Clinical significance: Claudication of the buttock may occur due to stenosis of gluteal artery. Atherosclerosis or compression in the greater sciatic foramen above the piriformis often affects SGA. Accessory belly of piriformis can serve as co-factor to cause entrapment of neurovascular structure which emerges deep to it.
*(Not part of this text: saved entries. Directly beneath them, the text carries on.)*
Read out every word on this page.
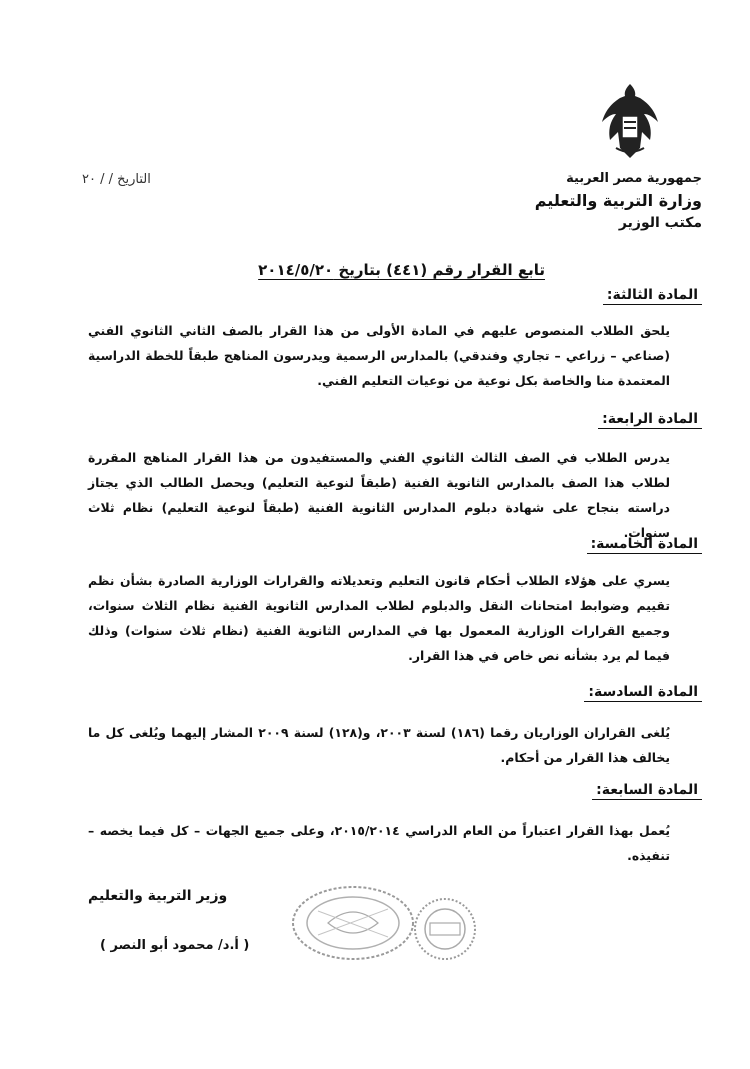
جمهورية مصر العربية
وزارة التربية والتعليم
مكتب الوزير
التاريخ / / ٢٠
تابع القرار رقم (٤٤١) بتاريخ ٢٠١٤/٥/٢٠
المادة الثالثة:
يلحق الطلاب المنصوص عليهم في المادة الأولى من هذا القرار بالصف الثاني الثانوي الفني (صناعي – زراعي – تجاري وفندقي) بالمدارس الرسمية ويدرسون المناهج طبقاً للخطة الدراسية المعتمدة منا والخاصة بكل نوعية من نوعيات التعليم الفني.
المادة الرابعة:
يدرس الطلاب في الصف الثالث الثانوي الفني والمستفيدون من هذا القرار المناهج المقررة لطلاب هذا الصف بالمدارس الثانوية الفنية (طبقاً لنوعية التعليم) ويحصل الطالب الذي يجتاز دراسته بنجاح على شهادة دبلوم المدارس الثانوية الفنية (طبقاً لنوعية التعليم) نظام ثلاث سنوات.
المادة الخامسة:
يسري على هؤلاء الطلاب أحكام قانون التعليم وتعديلاته والقرارات الوزارية الصادرة بشأن نظم تقييم وضوابط امتحانات النقل والدبلوم لطلاب المدارس الثانوية الفنية نظام الثلاث سنوات، وجميع القرارات الوزارية المعمول بها في المدارس الثانوية الفنية (نظام ثلاث سنوات) وذلك فيما لم يرد بشأنه نص خاص في هذا القرار.
المادة السادسة:
يُلغى القراران الوزاريان رقما (١٨٦) لسنة ٢٠٠٣، و(١٢٨) لسنة ٢٠٠٩ المشار إليهما ويُلغى كل ما يخالف هذا القرار من أحكام.
المادة السابعة:
يُعمل بهذا القرار اعتباراً من العام الدراسي ٢٠١٥/٢٠١٤، وعلى جميع الجهات – كل فيما يخصه – تنفيذه.
وزير التربية والتعليم
( أ.د/ محمود أبو النصر )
The distinctive branching pattern of the gluteal arteries may serve as useful information of versatile flaps for reconstruction surgeries and hence help the surgeons.
Acknowledgement
I wish to acknowledge the Department of Anatomy, Kasturba Medical College, Manipal and Manipal University for their support during the study period.
References
- Yan J, Takechi M, Hitomi J. Variations in the Course of the Inferior Gluteal Nerve and Artery: A Case Report. Surgical Science. 2013;4:429-432.
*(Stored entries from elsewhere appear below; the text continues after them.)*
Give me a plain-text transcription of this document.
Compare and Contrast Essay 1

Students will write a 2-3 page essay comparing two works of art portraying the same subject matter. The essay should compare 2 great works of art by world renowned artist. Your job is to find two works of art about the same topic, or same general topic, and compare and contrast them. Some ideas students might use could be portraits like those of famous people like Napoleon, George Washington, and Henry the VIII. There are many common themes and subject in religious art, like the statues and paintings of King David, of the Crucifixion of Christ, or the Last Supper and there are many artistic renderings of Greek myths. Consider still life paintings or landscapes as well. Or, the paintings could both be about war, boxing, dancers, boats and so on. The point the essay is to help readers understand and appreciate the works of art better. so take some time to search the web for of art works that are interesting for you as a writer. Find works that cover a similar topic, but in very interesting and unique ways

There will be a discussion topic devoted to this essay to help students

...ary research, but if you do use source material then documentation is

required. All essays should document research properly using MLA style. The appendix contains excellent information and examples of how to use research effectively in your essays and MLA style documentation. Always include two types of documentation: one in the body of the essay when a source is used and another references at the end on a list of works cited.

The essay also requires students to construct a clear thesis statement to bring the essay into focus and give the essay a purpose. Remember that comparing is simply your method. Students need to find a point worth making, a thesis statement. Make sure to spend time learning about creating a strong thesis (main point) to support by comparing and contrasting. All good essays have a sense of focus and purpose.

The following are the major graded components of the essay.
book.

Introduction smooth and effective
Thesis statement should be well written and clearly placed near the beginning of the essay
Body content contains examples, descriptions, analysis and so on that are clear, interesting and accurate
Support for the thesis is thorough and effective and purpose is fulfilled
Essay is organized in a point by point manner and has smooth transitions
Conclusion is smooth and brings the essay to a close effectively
- Shetty SD, Abhinitha P, Marpalli S, Nayak S. Total replacement of IGA by a branch of SGA. International Journal of Anatomical Variations. 2012;5:85–86.
- Reddy S, Vollala VR, Rao M. Absence of IGA: a rare observation. Int J Morphol. 2007;25:95–98.
- Bansal R, Kaushal S, Chhabra U. Accessory belly of piriformis, as a cause of superior gluteal neurovascular entrapment. Int J Res Med Sci. 2013;1(3):296-298.
- Dehiyan A, Singla RK, Sharma RK, Agnihotri G. Persistent Sciatic artery-Case Report. IJMDS. 2014;3(1):352-357.
- Paraskevas G, Papaziogas B, Gigis J, Mylonas A, Gigis P. The persistence of the sciatic artery. Folia Morphol. 2004;63(4):515–518.
- Mayschak DT, Flye MW. Treatment of the persistent sciatic artery. Ann Surg. 1984;199:69-74.